THE NORTH AMERICAN IDEA:
A Vision of a Continental Future.
By Robert A. Pastor.
Oxford Univ. Press. 264 pp. $24.95
Canada, Mexico, and the United States tackle crises together, but they tend to neglect proactive coordination.
Robert Pastor is an extraordinary thinker who happens to have extraordinarily bad timing. His previous book on North America, Toward a North American Community, brought together all the best arguments for a post-NAFTA deepening of regional cooperation among the United States, Canada, and Mexico. But it was published just before 9/11, after which no one in Washington wanted to hear about “streamlining” America’s borders, especially if the proposal was framed as lessons drawn from European integration.
Since then, most of those who had jumped on the North American bandwagon have jumped off again, but Pastor, the founding director of the Center for North American Studies at American University, has stuck tenaciously to his call for a trilateral community. His new book, The North American Idea, was not written with the aim of influencing bureaucrats and business leaders, but rather of convincing the broader “attentive public” and rising political leaders to set aside old conceptions of sovereignty and move toward a regional future. Even as he was writing the book, however, Mexico was overwhelmed by a wave of violent crime and the United States was staggered by a financial crisis that turned into a deep recession that was also felt in Canada and Mexico.
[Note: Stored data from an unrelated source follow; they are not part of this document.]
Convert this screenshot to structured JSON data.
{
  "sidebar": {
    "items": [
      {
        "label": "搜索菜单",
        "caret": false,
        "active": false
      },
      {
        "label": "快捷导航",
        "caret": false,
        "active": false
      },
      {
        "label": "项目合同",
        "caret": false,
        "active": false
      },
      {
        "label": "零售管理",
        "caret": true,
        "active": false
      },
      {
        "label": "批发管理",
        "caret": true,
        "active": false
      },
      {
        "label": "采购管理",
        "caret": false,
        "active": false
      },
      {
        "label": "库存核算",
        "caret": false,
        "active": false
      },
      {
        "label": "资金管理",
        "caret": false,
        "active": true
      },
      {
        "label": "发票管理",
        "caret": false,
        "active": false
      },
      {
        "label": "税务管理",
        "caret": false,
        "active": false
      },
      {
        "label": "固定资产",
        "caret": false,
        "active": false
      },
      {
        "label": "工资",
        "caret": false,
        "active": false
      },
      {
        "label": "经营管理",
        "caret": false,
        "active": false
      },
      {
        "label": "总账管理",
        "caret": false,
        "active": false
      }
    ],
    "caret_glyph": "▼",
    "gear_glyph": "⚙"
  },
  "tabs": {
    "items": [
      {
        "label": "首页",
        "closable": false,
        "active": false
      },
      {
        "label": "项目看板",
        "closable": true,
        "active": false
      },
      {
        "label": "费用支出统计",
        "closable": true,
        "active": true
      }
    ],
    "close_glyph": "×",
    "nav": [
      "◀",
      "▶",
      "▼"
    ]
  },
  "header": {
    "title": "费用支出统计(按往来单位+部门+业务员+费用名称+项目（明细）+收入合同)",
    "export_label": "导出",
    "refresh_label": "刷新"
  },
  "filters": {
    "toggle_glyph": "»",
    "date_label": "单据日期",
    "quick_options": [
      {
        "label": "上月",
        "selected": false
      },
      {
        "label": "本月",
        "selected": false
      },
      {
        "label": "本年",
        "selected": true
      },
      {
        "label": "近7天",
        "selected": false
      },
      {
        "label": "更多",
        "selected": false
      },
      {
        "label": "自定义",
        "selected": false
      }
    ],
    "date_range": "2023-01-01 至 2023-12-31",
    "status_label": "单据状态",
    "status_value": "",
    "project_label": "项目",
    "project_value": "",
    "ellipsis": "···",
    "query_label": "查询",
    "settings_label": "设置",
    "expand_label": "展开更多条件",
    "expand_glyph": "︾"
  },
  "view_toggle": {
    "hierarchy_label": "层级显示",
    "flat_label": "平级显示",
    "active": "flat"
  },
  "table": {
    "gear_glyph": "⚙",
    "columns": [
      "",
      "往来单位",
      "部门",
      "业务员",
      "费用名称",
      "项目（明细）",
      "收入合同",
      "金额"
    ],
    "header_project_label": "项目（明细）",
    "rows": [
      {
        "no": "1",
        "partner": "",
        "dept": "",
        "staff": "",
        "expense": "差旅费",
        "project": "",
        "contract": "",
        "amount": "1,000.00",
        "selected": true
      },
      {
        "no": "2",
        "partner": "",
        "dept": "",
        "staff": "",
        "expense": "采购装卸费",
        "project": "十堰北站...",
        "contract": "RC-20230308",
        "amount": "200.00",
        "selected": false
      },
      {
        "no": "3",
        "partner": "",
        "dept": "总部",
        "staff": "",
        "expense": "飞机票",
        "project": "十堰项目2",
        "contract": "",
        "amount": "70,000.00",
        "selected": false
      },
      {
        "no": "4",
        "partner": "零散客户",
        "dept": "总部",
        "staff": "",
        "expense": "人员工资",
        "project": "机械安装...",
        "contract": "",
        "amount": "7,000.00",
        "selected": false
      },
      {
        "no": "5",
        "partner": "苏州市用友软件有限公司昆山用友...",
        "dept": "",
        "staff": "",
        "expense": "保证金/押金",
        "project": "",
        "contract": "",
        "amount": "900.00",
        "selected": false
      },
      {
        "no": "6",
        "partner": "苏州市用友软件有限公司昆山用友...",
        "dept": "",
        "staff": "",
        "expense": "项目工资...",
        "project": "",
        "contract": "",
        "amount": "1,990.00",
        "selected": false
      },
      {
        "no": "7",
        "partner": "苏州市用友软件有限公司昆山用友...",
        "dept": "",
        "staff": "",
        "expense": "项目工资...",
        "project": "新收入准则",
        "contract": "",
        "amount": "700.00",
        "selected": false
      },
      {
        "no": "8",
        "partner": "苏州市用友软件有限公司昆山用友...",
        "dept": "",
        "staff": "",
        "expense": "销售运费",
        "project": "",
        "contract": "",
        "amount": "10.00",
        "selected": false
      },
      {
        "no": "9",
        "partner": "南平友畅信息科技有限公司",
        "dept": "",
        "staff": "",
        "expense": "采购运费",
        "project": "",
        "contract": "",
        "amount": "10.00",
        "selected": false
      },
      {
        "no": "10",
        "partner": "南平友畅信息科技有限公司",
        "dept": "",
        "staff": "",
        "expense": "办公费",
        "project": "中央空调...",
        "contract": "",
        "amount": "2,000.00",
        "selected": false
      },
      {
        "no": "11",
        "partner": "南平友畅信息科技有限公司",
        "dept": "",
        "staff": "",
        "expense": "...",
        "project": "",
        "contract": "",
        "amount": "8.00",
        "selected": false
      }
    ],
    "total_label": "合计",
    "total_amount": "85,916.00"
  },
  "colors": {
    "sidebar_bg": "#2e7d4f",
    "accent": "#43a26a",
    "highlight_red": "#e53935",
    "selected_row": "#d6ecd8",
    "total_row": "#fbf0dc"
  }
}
And again the political confidence and creativity Pastor was counting on seem to have evaporated.
The core of the book is Pastor’s argument for a rejuvenation of trilateral policy coordination, aimed at creating a regional community of nations (not, as he is at pains to make clear, a political union like that in Europe). He argues that the North American Free Trade Agreement, which went into effect in 1994, was generally good for all three economies. But its benefits and limitations were not well understood, and it stirred up deep-seated anxieties about national identity and sovereignty. After 9/11, political leaders weren’t able to work together on security challenges, the result being onerous border restrictions that rolled back the extraordinary economic growth NAFTA had unleashed. Now North America is faced with a new set of transnational challenges, including immigration, drug trafficking, and infrastructure building, that call for new regional initiatives.
For years, Pastor has been vilified by critics on both the left and the right as the mastermind behind an elite conspiracy to pursue “integration by stealth.” Here he turns that argument upside down, making the case that the general public in all three countries is actually supportive of (or at least open to) closer cooperation, and that the real opponents are blowhard pundits (e.g., the United States’ Lou Dobbs) and antiglobalization activists (e.g., Canada’s Maude Barlow), along with lazy, shortsighted business leaders and politicians.
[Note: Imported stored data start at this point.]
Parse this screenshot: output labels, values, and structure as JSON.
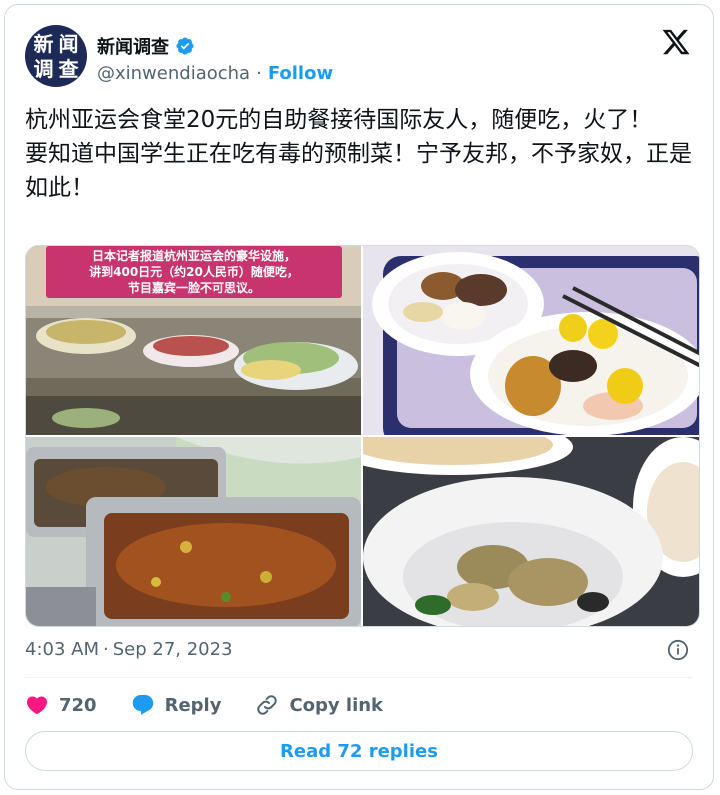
{
  "author": {
    "display_name": "新闻调查",
    "handle": "@xinwendiaocha",
    "avatar_text": [
      "新",
      "闻",
      "调",
      "查"
    ],
    "verified": true,
    "follow_label": "Follow",
    "separator": "·"
  },
  "tweet": {
    "text": "杭州亚运会食堂20元的自助餐接待国际友人，随便吃，火了！\n要知道中国学生正在吃有毒的预制菜！宁予友邦，不予家奴，正是如此！",
    "time": "4:03 AM",
    "date": "Sep 27, 2023",
    "time_separator": "·"
  },
  "media": {
    "photo1_caption": [
      "日本记者报道杭州亚运会的豪华设施，",
      "讲到400日元（约20人民币）随便吃，",
      "节目嘉宾一脸不可思议。"
    ]
  },
  "actions": {
    "like_count": "720",
    "reply_label": "Reply",
    "copy_link_label": "Copy link",
    "read_replies_label": "Read 72 replies"
  },
  "colors": {
    "accent": "#1d9bf0",
    "like": "#f91880",
    "text": "#0f1419",
    "muted": "#536471"
  },
  "icons": [
    "verified-badge-icon",
    "x-logo-icon",
    "info-icon",
    "heart-icon",
    "reply-icon",
    "link-icon"
  ]
}
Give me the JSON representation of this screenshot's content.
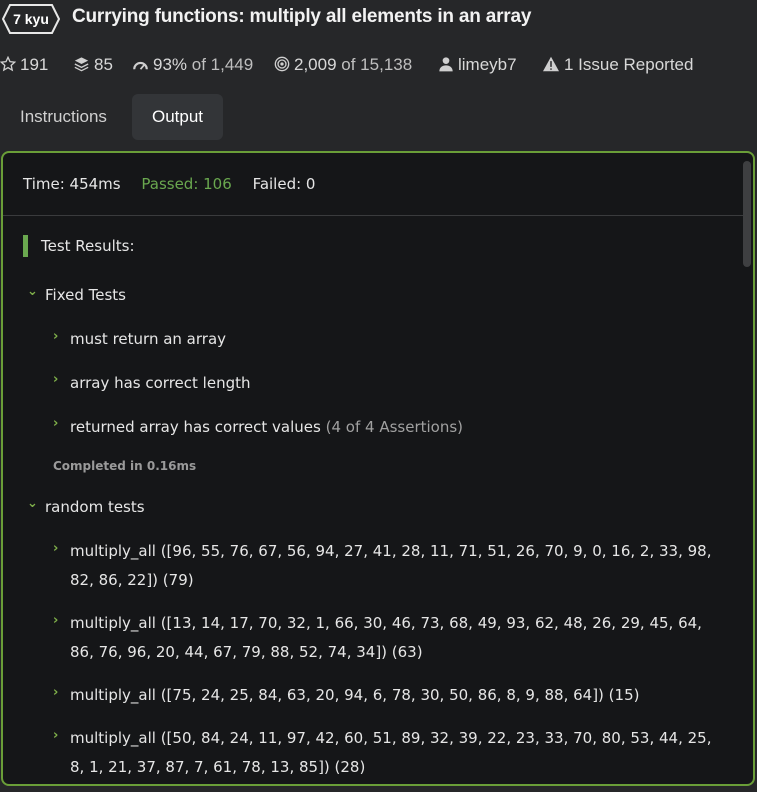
{
  "kata": {
    "kyu": "7 kyu",
    "title": "Currying functions: multiply all elements in an array"
  },
  "stats": {
    "stars": "191",
    "collections": "85",
    "satisfaction": "93%",
    "satisfaction_of": "of 1,449",
    "completed": "2,009",
    "completed_of": "of 15,138",
    "author": "limeyb7",
    "issues": "1 Issue Reported"
  },
  "tabs": [
    "Instructions",
    "Output"
  ],
  "output": {
    "time": "Time: 454ms",
    "passed": "Passed: 106",
    "failed": "Failed: 0",
    "results_title": "Test Results:",
    "fixed_group": "Fixed Tests",
    "fixed_items": [
      {
        "label": "must return an array"
      },
      {
        "label": "array has correct length"
      },
      {
        "label": "returned array has correct values",
        "assertions": "(4 of 4 Assertions)"
      }
    ],
    "completed": "Completed in 0.16ms",
    "random_group": "random tests",
    "random_items": [
      {
        "line1": "multiply_all ([96, 55, 76, 67, 56, 94, 27, 41, 28, 11, 71, 51, 26, 70, 9, 0, 16, 2, 33, 98,",
        "line2": "82, 86, 22]) (79)"
      },
      {
        "line1": "multiply_all ([13, 14, 17, 70, 32, 1, 66, 30, 46, 73, 68, 49, 93, 62, 48, 26, 29, 45, 64,",
        "line2": "86, 76, 96, 20, 44, 67, 79, 88, 52, 74, 34]) (63)"
      },
      {
        "line1": "multiply_all ([75, 24, 25, 84, 63, 20, 94, 6, 78, 30, 50, 86, 8, 9, 88, 64]) (15)"
      },
      {
        "line1": "multiply_all ([50, 84, 24, 11, 97, 42, 60, 51, 89, 32, 39, 22, 23, 33, 70, 80, 53, 44, 25,",
        "line2": "8, 1, 21, 37, 87, 7, 61, 78, 13, 85]) (28)"
      }
    ]
  },
  "colors": {
    "accent": "#6aa84f",
    "panel_border": "#6a9e38",
    "background": "#262729"
  }
}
Pastor argues that the status quo—three sets of national policies working at cross-purposes, “dual bilateralism,” and a general tendency to fight fires rather than coordinate proactively—is growing more and more dysfunctional. His accounts of NAFTA’s limitations and the pernicious effects of political neglect are compelling. He makes the case, for example, that trivial differences in the regulated height and weight of trucks on U.S., Canadian, and Mexican highways are a persistent form of hidden protectionism. Consumers end up paying for the cost of transferring a load of, say, produce to several different trucks in its trip from a Mexican field to an American supermarket.
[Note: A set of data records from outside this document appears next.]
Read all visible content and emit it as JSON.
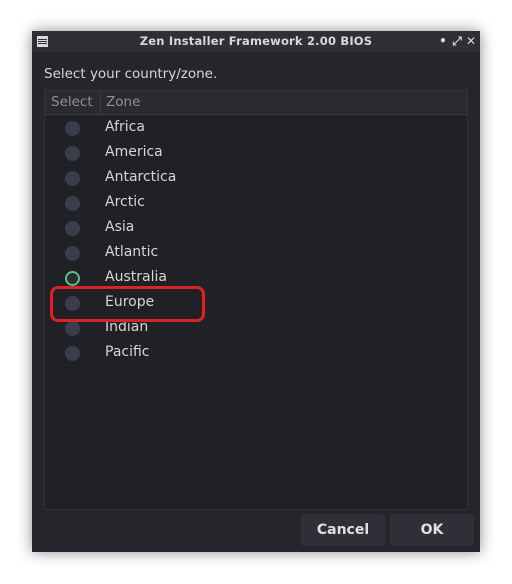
{
  "window": {
    "title": "Zen Installer Framework 2.00 BIOS",
    "controls": {
      "minimize": "•",
      "maximize": "⤢",
      "close": "✕"
    }
  },
  "prompt": "Select your country/zone.",
  "list": {
    "columns": {
      "select": "Select",
      "zone": "Zone"
    },
    "rows": [
      {
        "label": "Africa",
        "checked": false
      },
      {
        "label": "America",
        "checked": false
      },
      {
        "label": "Antarctica",
        "checked": false
      },
      {
        "label": "Arctic",
        "checked": false
      },
      {
        "label": "Asia",
        "checked": false
      },
      {
        "label": "Atlantic",
        "checked": false
      },
      {
        "label": "Australia",
        "checked": true
      },
      {
        "label": "Europe",
        "checked": false
      },
      {
        "label": "Indian",
        "checked": false
      },
      {
        "label": "Pacific",
        "checked": false
      }
    ]
  },
  "buttons": {
    "cancel": "Cancel",
    "ok": "OK"
  },
  "colors": {
    "window_bg": "#25262b",
    "list_bg": "#202126",
    "radio_checked": "#55c08a",
    "highlight": "#e01f26"
  },
  "icons": {
    "window_menu": "window-menu-icon"
  }
}
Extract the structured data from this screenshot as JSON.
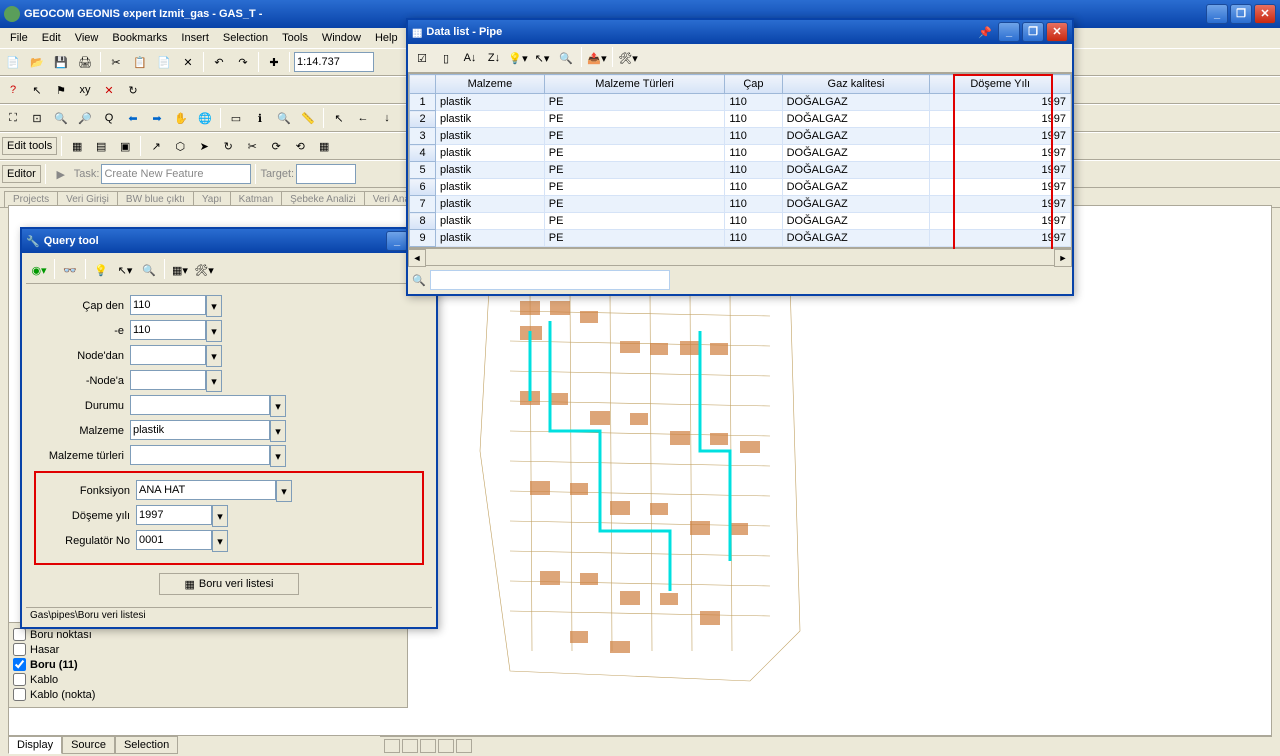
{
  "app_title": "GEOCOM GEONIS expert Izmit_gas - GAS_T -",
  "menus": [
    "File",
    "Edit",
    "View",
    "Bookmarks",
    "Insert",
    "Selection",
    "Tools",
    "Window",
    "Help"
  ],
  "scale": "1:14.737",
  "edit_tools_label": "Edit tools",
  "editor_label": "Editor",
  "task_label": "Task:",
  "task_value": "Create New Feature",
  "target_label": "Target:",
  "project_tabs": [
    "Projects",
    "Veri Girişi",
    "BW blue çıktı",
    "Yapı",
    "Katman",
    "Şebeke Analizi",
    "Veri Analizi"
  ],
  "query": {
    "title": "Query tool",
    "fields": {
      "cap_den": {
        "label": "Çap den",
        "value": "110"
      },
      "e": {
        "label": "-e",
        "value": "110"
      },
      "nodedan": {
        "label": "Node'dan",
        "value": ""
      },
      "nodea": {
        "label": "-Node'a",
        "value": ""
      },
      "durumu": {
        "label": "Durumu",
        "value": ""
      },
      "malzeme": {
        "label": "Malzeme",
        "value": "plastik"
      },
      "malzeme_tur": {
        "label": "Malzeme türleri",
        "value": ""
      },
      "fonksiyon": {
        "label": "Fonksiyon",
        "value": "ANA HAT"
      },
      "doseme": {
        "label": "Döşeme yılı",
        "value": "1997"
      },
      "regulator": {
        "label": "Regulatör No",
        "value": "0001"
      }
    },
    "button": "Boru veri listesi",
    "path": "Gas\\pipes\\Boru veri listesi"
  },
  "legend_items": [
    {
      "label": "Boru noktası",
      "checked": false,
      "bold": false
    },
    {
      "label": "Hasar",
      "checked": false,
      "bold": false
    },
    {
      "label": "Boru (11)",
      "checked": true,
      "bold": true
    },
    {
      "label": "Kablo",
      "checked": false,
      "bold": false
    },
    {
      "label": "Kablo (nokta)",
      "checked": false,
      "bold": false
    }
  ],
  "data_list": {
    "title": "Data list - Pipe",
    "columns": [
      "Malzeme",
      "Malzeme Türleri",
      "Çap",
      "Gaz kalitesi",
      "Döşeme Yılı"
    ],
    "rows": [
      [
        "plastik",
        "PE",
        "110",
        "DOĞALGAZ",
        "1997"
      ],
      [
        "plastik",
        "PE",
        "110",
        "DOĞALGAZ",
        "1997"
      ],
      [
        "plastik",
        "PE",
        "110",
        "DOĞALGAZ",
        "1997"
      ],
      [
        "plastik",
        "PE",
        "110",
        "DOĞALGAZ",
        "1997"
      ],
      [
        "plastik",
        "PE",
        "110",
        "DOĞALGAZ",
        "1997"
      ],
      [
        "plastik",
        "PE",
        "110",
        "DOĞALGAZ",
        "1997"
      ],
      [
        "plastik",
        "PE",
        "110",
        "DOĞALGAZ",
        "1997"
      ],
      [
        "plastik",
        "PE",
        "110",
        "DOĞALGAZ",
        "1997"
      ],
      [
        "plastik",
        "PE",
        "110",
        "DOĞALGAZ",
        "1997"
      ]
    ]
  },
  "bottom_tabs": [
    "Display",
    "Source",
    "Selection"
  ],
  "search_placeholder": ""
}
Most readers will probably agree that each government has something to gain from closer cooperation with its neighbors, and that the region’s governments need to build some kind of new institutional structure. But many in the United States will balk at Pastor’s arguments that some post-9/11 border security measures should be replaced with a new system based on preclearance of previously screened travelers and transport companies, and that support of Mexico’s economic development will produce dividends for the United States.
The most problematic part of the core argument is the pitch for a specifically trilateral community, as opposed to the established tendency to rely on bilateral talks, even within supposedly regional forums such as the Security and Prosperity Partnership. Ultimately, Pastor’s argument for trilateralism boils down to his pointing out that dual bilateralism hasn’t worked. This is a sensible argument, but it is not likely to win over the skeptics, especially in Canada, where many still worry that Mexico is a dead weight and believe they are better off focusing on the bilateral “special relationship” with the United States.
Pastor concludes with an overview of specific policy areas that would benefit from greater trilateral coordination: development assistance, transportation and infrastructure, customs, and regulation. Policy specialists may be frustrated at the lack of practical guidance, but that is not what this book is for. When Toward a North American Community was published in 2001, there was political momentum for trilateral dialogue, and policy advice was what was needed. Today, the challenge is to renew the dialogue itself, and that is what The North American Idea is all about.